I was on day seven of a haven’t-quite-decided how many days bikepacking trip, clearing my head after months working in ICU, and had meandered 400 miles around the glorious off road tracks of the west of Scotland so far. With the sky glowering black behind me and the gale chasing me along Loch Shiel, I dashed to Glenfinnan bothy to hole up and hide out the storm. My tent’s good, but it’s
probably not that good.


The unusually early stop of 3pm was welcome after a week of long days and endless climbs. My Camino had been fully laden with kit including ten days’ food when I left Glasgow, and I tore through three bars of chocolate like a wild beast as I got a good fire going. Cosy by the gentle embers, kit draped everywhere, I was asleep by 9pm. The rain outside hadn’t relented for 48 hours now.


A famously heavy sleeper, I was wakened at 2am by a banging noise. Stock still in my sleeping bag, I strained every sense. The ear-splitting scraping was
the tree that grows above the bothy, bent over by the wind and dragging along the roof.

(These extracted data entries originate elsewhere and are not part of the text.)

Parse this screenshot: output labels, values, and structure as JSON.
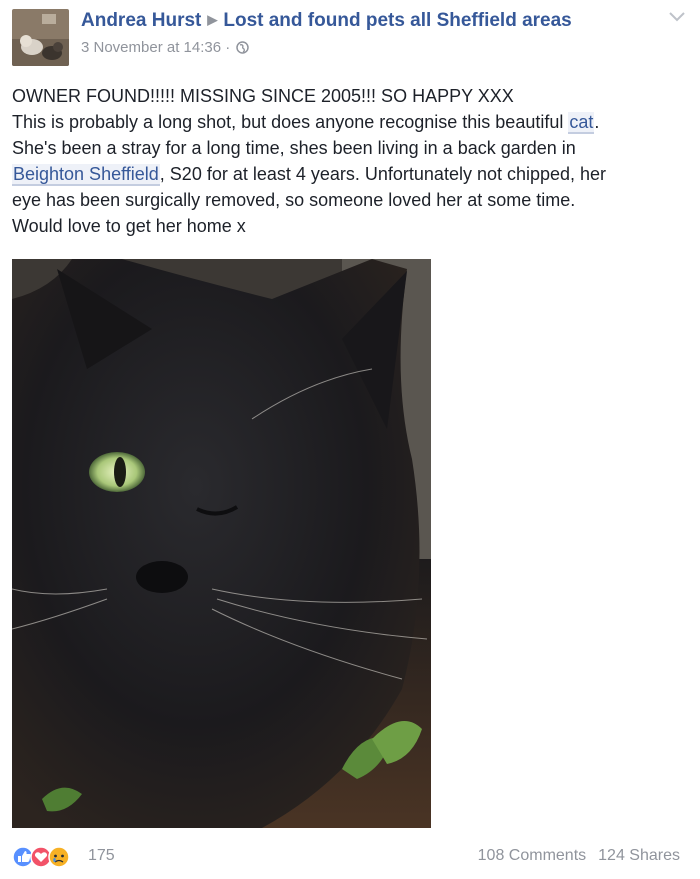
{
  "post": {
    "author": "Andrea Hurst",
    "group": "Lost and found pets all Sheffield areas",
    "timestamp": "3 November at 14:36",
    "separator": "·",
    "privacy_icon": "public-globe-icon",
    "menu_icon": "chevron-down-icon",
    "text": {
      "line1": "OWNER FOUND!!!!! MISSING SINCE 2005!!! SO HAPPY XXX",
      "line2_pre": "This is probably a long shot, but does anyone recognise this beautiful ",
      "line2_link": "cat",
      "line2_post": ".",
      "line3": "She's been a stray for a long time, shes been living in a back garden in",
      "line4_link": "Beighton Sheffield",
      "line4_post": ", S20 for at least 4 years. Unfortunately not chipped, her",
      "line5": "eye has been surgically removed, so someone loved her at some time.",
      "line6": "Would love to get her home x"
    },
    "photo_icon": "black-cat-photo"
  },
  "footer": {
    "reaction_icons": [
      "like-icon",
      "love-icon",
      "sad-icon"
    ],
    "reaction_count": "175",
    "comments": "108 Comments",
    "shares": "124 Shares"
  },
  "colors": {
    "link": "#365899",
    "meta": "#90949c",
    "text": "#1d2129",
    "like": "#5890ff",
    "love": "#f25268",
    "sad": "#f7b125"
  }
}
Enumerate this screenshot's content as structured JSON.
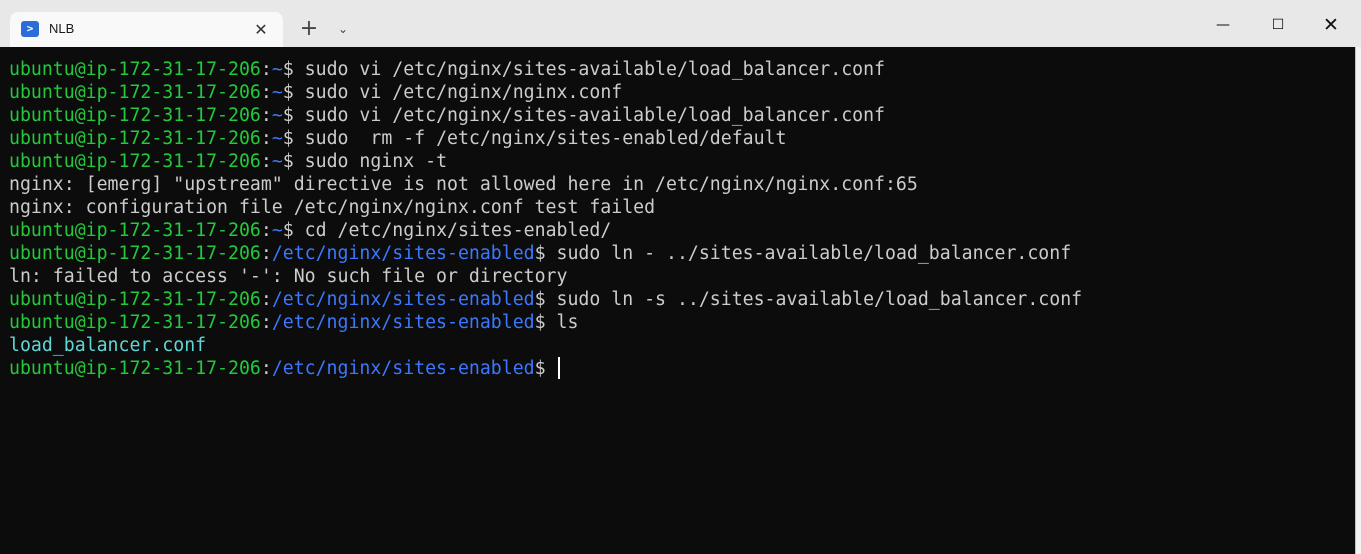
{
  "window": {
    "tab_title": "NLB",
    "tab_icon": "powershell-icon",
    "tab_close_glyph": "✕",
    "new_tab_glyph": "+",
    "dropdown_glyph": "⌄",
    "minimize_glyph": "—",
    "maximize_glyph": "☐",
    "close_glyph": "✕"
  },
  "colors": {
    "terminal_bg": "#0c0c0c",
    "prompt_user": "#22c93a",
    "prompt_path": "#3b78ff",
    "output": "#cccccc",
    "ls_file": "#61d6d6"
  },
  "terminal": {
    "lines": [
      {
        "user": "ubuntu@ip-172-31-17-206",
        "sep": ":",
        "path": "~",
        "sym": "$",
        "cmd": " sudo vi /etc/nginx/sites-available/load_balancer.conf"
      },
      {
        "user": "ubuntu@ip-172-31-17-206",
        "sep": ":",
        "path": "~",
        "sym": "$",
        "cmd": " sudo vi /etc/nginx/nginx.conf"
      },
      {
        "user": "ubuntu@ip-172-31-17-206",
        "sep": ":",
        "path": "~",
        "sym": "$",
        "cmd": " sudo vi /etc/nginx/sites-available/load_balancer.conf"
      },
      {
        "user": "ubuntu@ip-172-31-17-206",
        "sep": ":",
        "path": "~",
        "sym": "$",
        "cmd": " sudo  rm -f /etc/nginx/sites-enabled/default"
      },
      {
        "user": "ubuntu@ip-172-31-17-206",
        "sep": ":",
        "path": "~",
        "sym": "$",
        "cmd": " sudo nginx -t"
      },
      {
        "output": "nginx: [emerg] \"upstream\" directive is not allowed here in /etc/nginx/nginx.conf:65"
      },
      {
        "output": "nginx: configuration file /etc/nginx/nginx.conf test failed"
      },
      {
        "user": "ubuntu@ip-172-31-17-206",
        "sep": ":",
        "path": "~",
        "sym": "$",
        "cmd": " cd /etc/nginx/sites-enabled/"
      },
      {
        "user": "ubuntu@ip-172-31-17-206",
        "sep": ":",
        "path": "/etc/nginx/sites-enabled",
        "sym": "$",
        "cmd": " sudo ln - ../sites-available/load_balancer.conf"
      },
      {
        "output": "ln: failed to access '-': No such file or directory"
      },
      {
        "user": "ubuntu@ip-172-31-17-206",
        "sep": ":",
        "path": "/etc/nginx/sites-enabled",
        "sym": "$",
        "cmd": " sudo ln -s ../sites-available/load_balancer.conf"
      },
      {
        "user": "ubuntu@ip-172-31-17-206",
        "sep": ":",
        "path": "/etc/nginx/sites-enabled",
        "sym": "$",
        "cmd": " ls"
      },
      {
        "file": "load_balancer.conf"
      },
      {
        "user": "ubuntu@ip-172-31-17-206",
        "sep": ":",
        "path": "/etc/nginx/sites-enabled",
        "sym": "$",
        "cmd": "",
        "cursor": true
      }
    ]
  }
}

The screaming fury of a Highland storm battered the bothy on all sides, and all at once I felt very, very small. I was acutely aware that this bothy, and the kindness of the bothy culture that maintains it, was probably saving
my life. The wind boomed through the surrounding hills, the rain poured, and I willed the roof to stay on with all my might. I was glad I’d brought the Camino inside.


Waking the next morning, the storm had blown itself out, and taken my fire with it. Enjoying the civilisation, I took a slow start and savoured my proper coffee. Leaving the bothy, I tucked a five pound note into the donations box and latched the door tenderly. The deep sense of awe and gratitude had not
left me. I descended lazily along the flooded path, and noticed quite a crowd of tourists below the Glenfinnan Viaduct. As I clicked the shutter to take a photo of my own, the Jacobite steam train rolled perfectly into frame. Perhaps it was lucky rain I had on that trip.